Second, we run every test in its own isolated environment that includes only the test’s enumerated dependencies. This is an extension of the best practice of running every test in its own fixture. Here, the fixture is taken to include the whole file system, system resources, etc. We’ve written our own extremely lightweight container runtime to implement this feature, which means that there is very little overhead compared to running every test in its own process.
Third, we provide a mechanism to build a cluster of tests runners, so developers can either run tests locally on their machines, or in parallel on an arbitrarily large cluster.
How to Use Maelstrom
Maelstrom provides specialized test runners for a variety of test frameworks.
We currently support Rust (via cargo test
), Golang (via go test
), and Pytest. We will continue to add more tests runners in the
future.
If Maelstrom doesn’t currently support a test runner, a developer can write their own using our Rust or gRPC bindings. We also provide a command-line utility for running an arbitrary program in the Maelstrom environment. This can be used for ad hoc testing or as a target for scripts.
To get started running their tests using Maelstrom, a developer starts by using
the Maelstrom test runner as a drop-in replacement for their test runner. For
example, a developer would type cargo maelstrom
instead of cargo test
. This will run all tests in a minimal environment to start with. Some
tests may not run properly without more dependencies specified. A developer
can then opt in to these required dependencies by adding dependencies to tests
that match certain patterns. It usually only takes a few minutes to get a whole
project’s tests working with Maelstrom.
Advantages Once Set Up
Once a developer starts using Maelstrom, there are a lot of things they can do. Ideally, they will have access to a cluster of test runners: the bigger the better. This cluster should be shared by all developers on the project, and probably also with CI.
They can run more of their tests more often. With a cluster available, running tests can become a very fast affair. A developer can then get instant feedback when something breaks.
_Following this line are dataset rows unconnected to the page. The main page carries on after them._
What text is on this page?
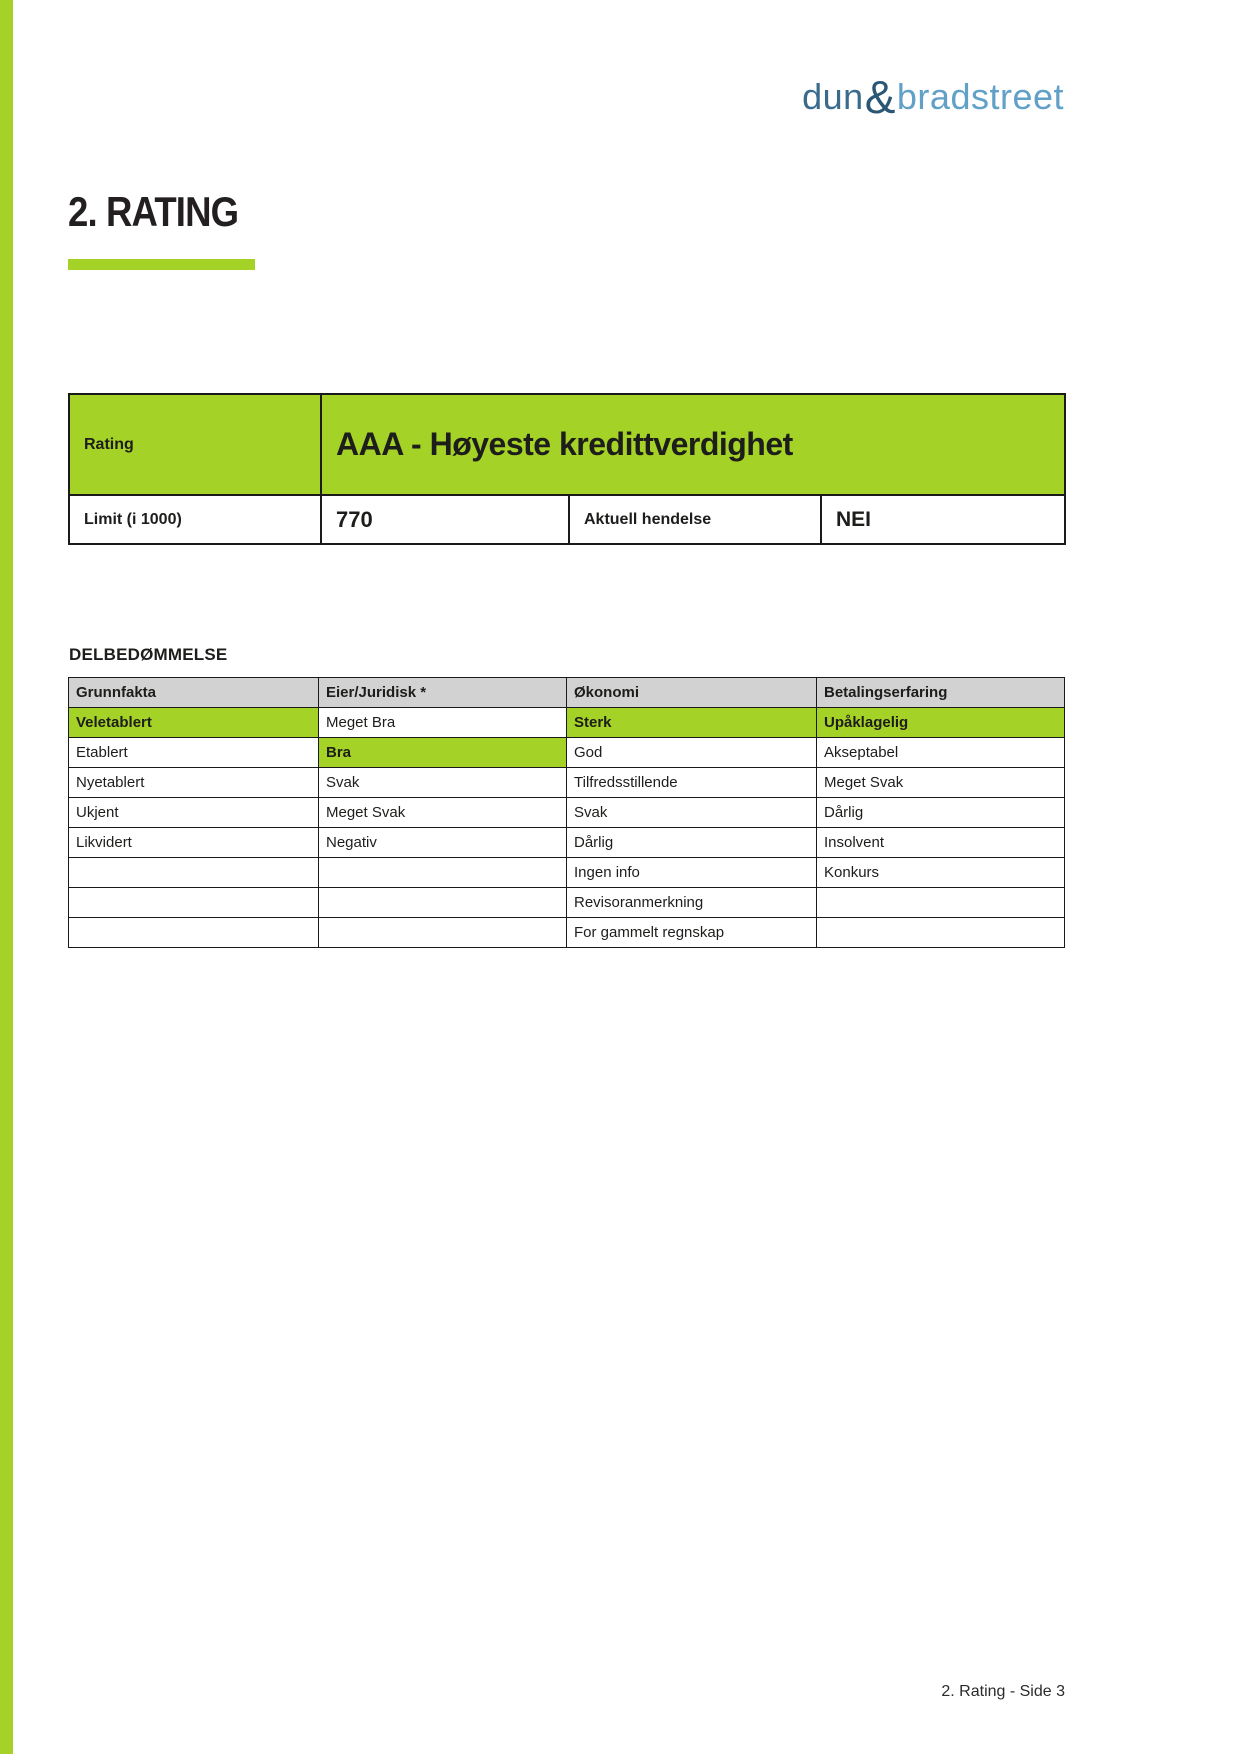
dun&bradstreet
2. RATING
Rating	AAA - Høyeste kredittverdighet		
Limit (i 1000)	770	Aktuell hendelse	NEI
DELBEDØMMELSE
Grunnfakta	Eier/Juridisk *	Økonomi	Betalingserfaring
Veletablert	Meget Bra	Sterk	Upåklagelig
Etablert	Bra	God	Akseptabel
Nyetablert	Svak	Tilfredsstillende	Meget Svak
Ukjent	Meget Svak	Svak	Dårlig
Likvidert	Negativ	Dårlig	Insolvent
		Ingen info	Konkurs
		Revisoranmerkning	
		For gammelt regnskap	
2. Rating - Side 3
They can run all of their tests while developing, including the ones run by CI. And since CI uses the same specifications, a developer can be confident that a test that passes for them will also pass in CI. The converse is also true: a test that fails in CI will fail for the developer, making reproducing a failure much easier.
CI will also complete more quickly, since it will have a cluster available to it. It will efficiently distribute test runs across the cluster, utilizing all of the execution machines at once, without a developer having to do manual balancing of test runs.
Having a cluster available also makes debugging flaky tests easier. A developer can tell Maelstrom to run thousands of individual instances of a test, and return when one fails. With enough cores in the cluster, a developer can quickly track down even the most troublesome Heisenbug.
We have found that once developers have the experience of having a system like Maelstrom at their disposal, they start to change how they approach testing. Being able to test more of the system more often is part of it, but they also start to write test differently. It now becomes more feasible to engage in more computationally intensive testing. Developers can rely more heavily on fuzz testing, “chaos testing”, and exhaustive simulation.
While the full value of Maelstrom’s model works best when developers have clusters available to them, there are a still a lot of advantages even when that is not the case. It’s still great to have tests always run the same way, whether in CI or locally. And it’s still great to be able to run tests everywhere. In fact, we imagine a lot of developers will start with Maelstrom without a generally-available cluster, then maybe move to having a cluster just for CI, and then progress eventually to having a shared cluster for the entire project.